The facts of the case were simple. In a dispute regarding the amount of net tax to be reported in relation to the fair market value of a residential complex, the Minister advised the taxpayer of the audit results on May 23, 2013, and issued a notice of assessment on June 3, 2013. However, the notice of assessment was addressed to the taxpayer’s office without the suite number, and the taxpayer denied receiving it. The taxpayer became aware of the assessment only on September 16, 2013 after the 90 days had expired. The taxpayer applied to the CRA for an extension of time to file an objection, was refused, and made a further application for extension of time to the TCC.

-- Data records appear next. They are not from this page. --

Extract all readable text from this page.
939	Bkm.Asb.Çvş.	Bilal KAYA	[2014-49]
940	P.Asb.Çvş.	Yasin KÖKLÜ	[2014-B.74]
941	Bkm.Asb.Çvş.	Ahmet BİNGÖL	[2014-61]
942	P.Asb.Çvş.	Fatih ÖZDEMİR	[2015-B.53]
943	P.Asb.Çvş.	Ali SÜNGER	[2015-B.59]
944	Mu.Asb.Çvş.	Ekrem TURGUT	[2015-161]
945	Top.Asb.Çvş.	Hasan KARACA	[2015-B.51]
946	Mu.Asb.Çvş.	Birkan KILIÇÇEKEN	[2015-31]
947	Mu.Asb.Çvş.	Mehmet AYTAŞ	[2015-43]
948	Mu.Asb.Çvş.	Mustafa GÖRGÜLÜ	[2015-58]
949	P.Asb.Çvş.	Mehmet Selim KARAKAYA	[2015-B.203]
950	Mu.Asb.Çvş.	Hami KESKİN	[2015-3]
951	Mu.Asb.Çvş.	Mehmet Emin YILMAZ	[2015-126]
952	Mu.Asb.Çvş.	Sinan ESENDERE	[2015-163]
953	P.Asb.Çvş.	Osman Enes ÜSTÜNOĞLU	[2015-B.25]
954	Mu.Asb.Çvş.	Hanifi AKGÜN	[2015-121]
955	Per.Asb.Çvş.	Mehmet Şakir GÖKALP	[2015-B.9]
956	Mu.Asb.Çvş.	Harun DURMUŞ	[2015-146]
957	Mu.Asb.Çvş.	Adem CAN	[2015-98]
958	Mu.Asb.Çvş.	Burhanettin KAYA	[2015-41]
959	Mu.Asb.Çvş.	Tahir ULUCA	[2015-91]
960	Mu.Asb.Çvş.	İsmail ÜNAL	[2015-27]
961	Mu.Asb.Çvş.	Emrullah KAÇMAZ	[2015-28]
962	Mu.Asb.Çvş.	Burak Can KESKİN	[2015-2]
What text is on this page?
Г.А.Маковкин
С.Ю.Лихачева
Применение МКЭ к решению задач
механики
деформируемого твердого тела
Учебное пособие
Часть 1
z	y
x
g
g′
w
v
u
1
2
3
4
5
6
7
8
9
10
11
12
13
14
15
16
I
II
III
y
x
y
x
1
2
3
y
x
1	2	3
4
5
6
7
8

At the TCC, the CRA submitted that subsection 334(1) creates an irrebuttable presumption of receipt of the assessment by a taxpayer once the assessment is sent to a correct address; failures by the postal system to deliver are not relevant. The taxpayer contended that the absence of the suite number was important in that its office was located in a multi-story building with 20 tenants and the mailbox on the main floor did not bear the taxpayer’s name. After considering the evidence, the TCC was of the view that the address on the assessment was incomplete and that the suite number was essential in this particular situation. The TCC found that the Minister failed to prove that the address provided by the applicant did not include the suite number. Thus, the assessment had not been “mailed”. Accordingly, the taxpayer’s application for an extension of time was allowed.

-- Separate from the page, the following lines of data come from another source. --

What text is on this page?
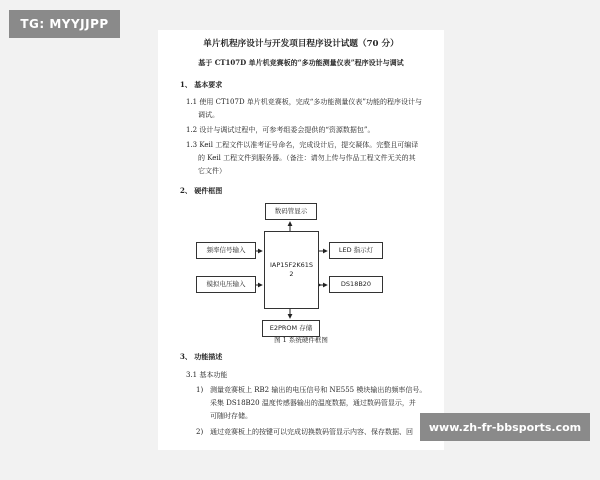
TG: MYYJJPP
单片机程序设计与开发项目程序设计试题（70 分）
基于 CT107D 单片机竞赛板的“多功能测量仪表”程序设计与调试
1、 基本要求
1.1 使用 CT107D 单片机竞赛板，完成“多功能测量仪表”功能的程序设计与
调试。
1.2 设计与调试过程中，可参考组委会提供的“资源数据包”。
1.3 Keil 工程文件以准考证号命名，完成设计后，提交凝体。完整且可编译
的 Keil 工程文件到服务器。（备注：请勿上传与作品工程文件无关的其
它文件）
2、 硬件框图
数码管显示
频率信号输入
模拟电压输入
IAP15F2K61S2
LED 指示灯
DS18B20
E2PROM 存储
图 1 系统硬件框图
3、 功能描述
3.1 基本功能
1) 测量竞赛板上 RB2 输出的电压信号和 NE555 模块输出的频率信号。
采集 DS18B20 温度传感器输出的温度数据，通过数码管显示，并
可随时存储。
2) 通过竞赛板上的按键可以完成切换数码管显示内容、保存数据、回	www.zh-fr-bbsports.com
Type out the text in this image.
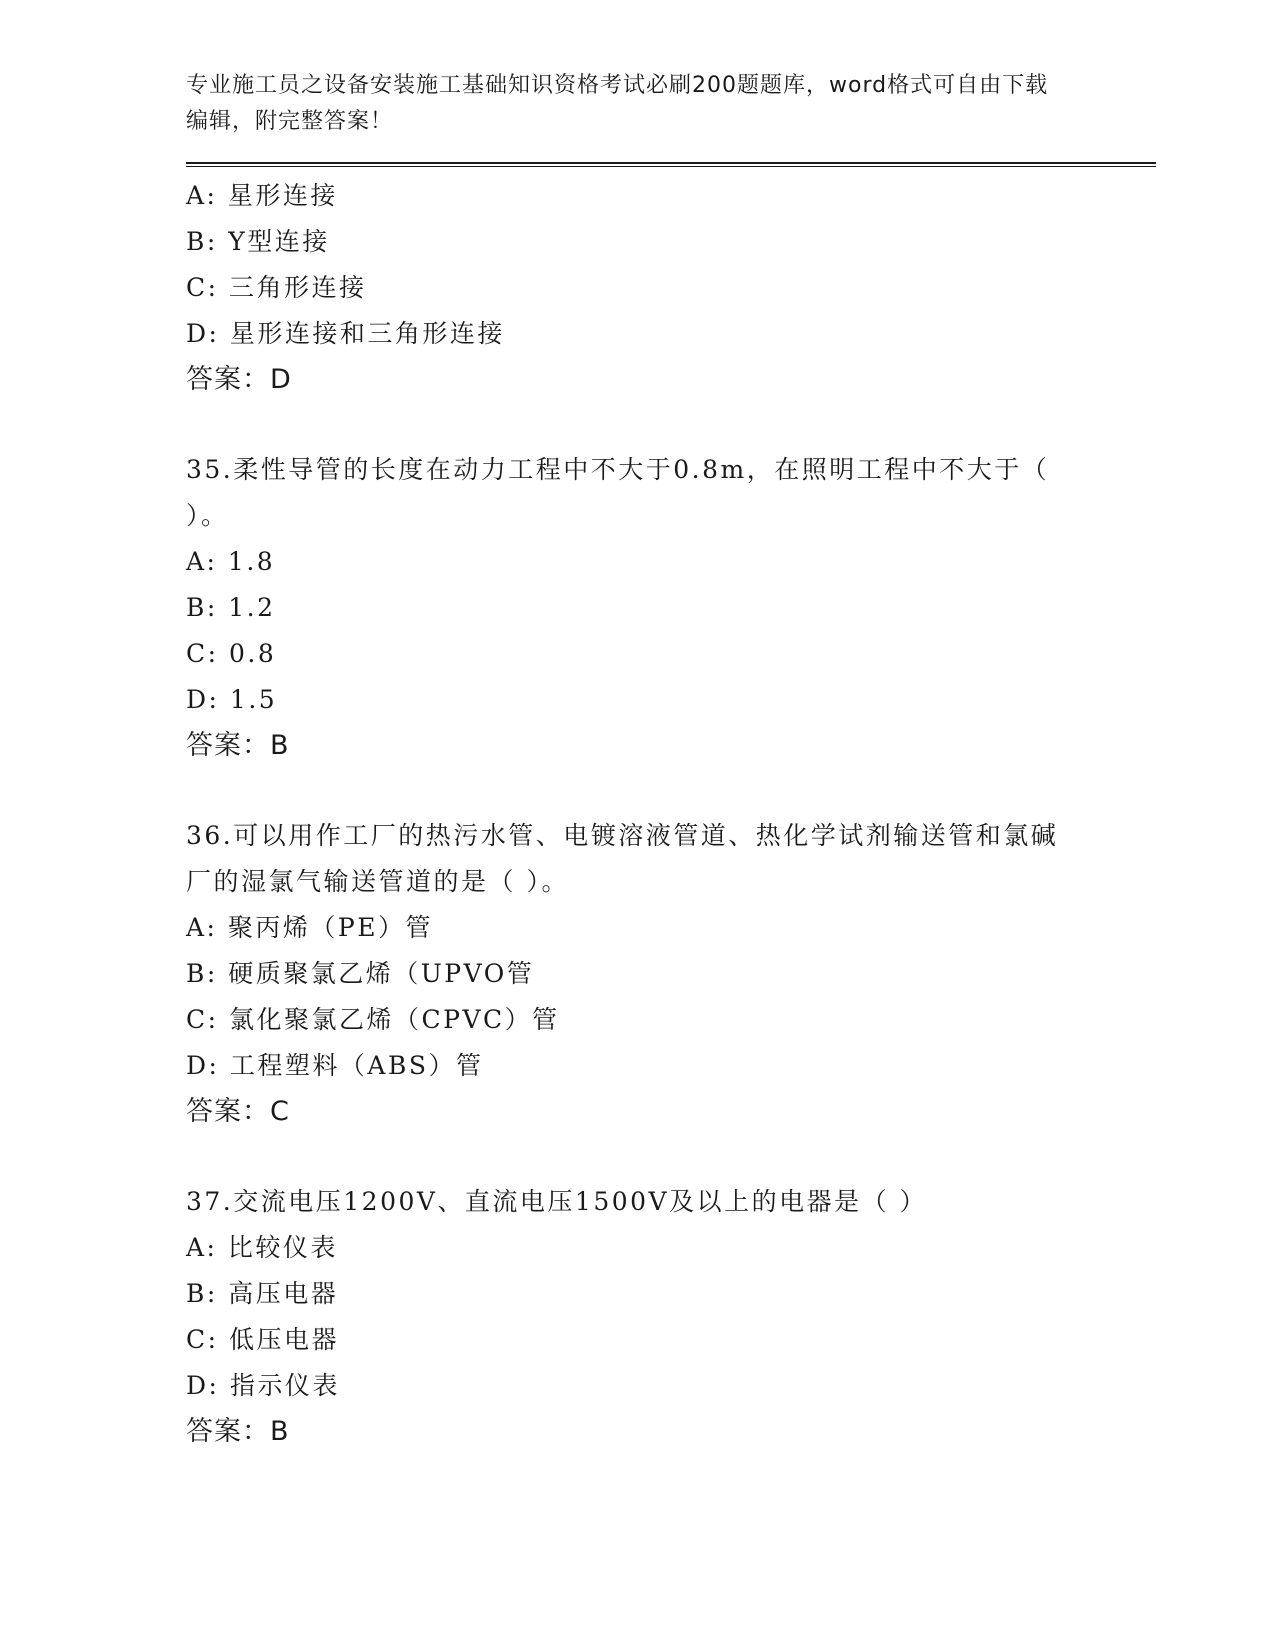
专业施工员之设备安装施工基础知识资格考试必刷200题题库，word格式可自由下载编辑，附完整答案！
A: 星形连接
B: Y型连接
C: 三角形连接
D: 星形连接和三角形连接
答案：D
35.柔性导管的长度在动力工程中不大于0.8m，在照明工程中不大于（ ）。
A: 1.8
B: 1.2
C: 0.8
D: 1.5
答案：B
36.可以用作工厂的热污水管、电镀溶液管道、热化学试剂输送管和氯碱厂的湿氯气输送管道的是（ ）。
A: 聚丙烯（PE）管
B: 硬质聚氯乙烯（UPVO管
C: 氯化聚氯乙烯（CPVC）管
D: 工程塑料（ABS）管
答案：C
37.交流电压1200V、直流电压1500V及以上的电器是（ ）
A: 比较仪表
B: 高压电器
C: 低压电器
D: 指示仪表
答案：B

The TCC further addressed the question of whether, had the mailing been correct, the taxpayer could have achieved an extension of time through the normal rules for late filing (section 304). The court concluded that the taxpayer had met all the necessary conditions (section 304(5)), including having a bona fide intention to object and it being just and equitable to grant the application given the reasons set out in the application and the circumstances of the case.
This case serves as a reminder to taxpayers that it is advisable to monitor issuance of assessments after completion of audits or filing of rebate claims. This was not as easy to do as perhaps it should have been. Although individuals could check on income tax assessments through the My Account service, the My Business Account service, until recently, did not cover such notices for either GST or corporate income tax. Inquiries had to be made in writing, or orally via the CRA’s Business Window. However, since this case was decided, the CRA has created a new service allowing businesses to receive some of their correspondence (including notices of assessment and reassessment) from the CRA online through their “My Business Account” with the CRA.